Rule Making (Oregon Law)

January 6, 2014 | By: Ashley Yorra

One of the powers granted to Board of Directors in Associations is rule making.  There are few things all board should be aware about this power, and what it means and does.

First, rulemaking ability doesn’t allow the Board to pass any rule.  The authority to pass any rule must come from the documents.  I always advise clients to consult an attorney before making a rule, to make sure the Association has the power to regulate that action.

Second, the power only extends to certain areas.   Some powers are reserved for the Association, some are governed by other laws.  For instance, Board’s cannot create a rental restriction by a rule.  In fact,  75% of the Association must vote for a rental restriction for it to be valid.  However, if there is already a rental restriction in place, the Board may develop rules regarding the procedure of approval rental applications and a waiting list.  Federal law may also impose limitations on a Board’s ability to make rules, such as the Flag Act and the Over-the-Air Reception Devices (OTARD) rule.  Before making a rule, check with an attorney to make sure the Board has the power to pass the rule.

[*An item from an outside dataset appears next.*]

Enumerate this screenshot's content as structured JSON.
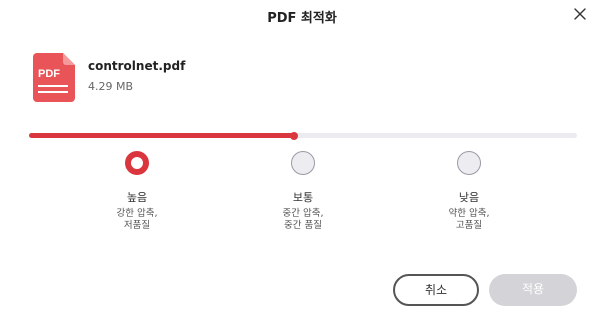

For clarification, when I speak I often use the term resolution.  Resolution is a vehicle to pass a rule.  Most of the time it is a written document which outlines where the authority for the rule comes from, what the rule is, the date it was passed, and signed by the member of the Board.  Before a rule is effective, the resolution or rule must then be distributed to all owners, so they know what the rule is, and can comply.

Finally, rules must be passed at a property noticed open board meeting.  The meeting must be noticed at least 72 hours before the meeting, and must be open to all members of the Association.  The Board must vote on the resolution, and the threshold of Board members must vote for the rule, as required by your governing documents.  Once this is all done, remember to mail, or distribute by other means,  the resolution to all owners, and then the rule may be enforced.

Rules are important for every association to run smoothly, but it’s also important a Board understand if they have the power to pass a rule, and how to do so within the state statutes.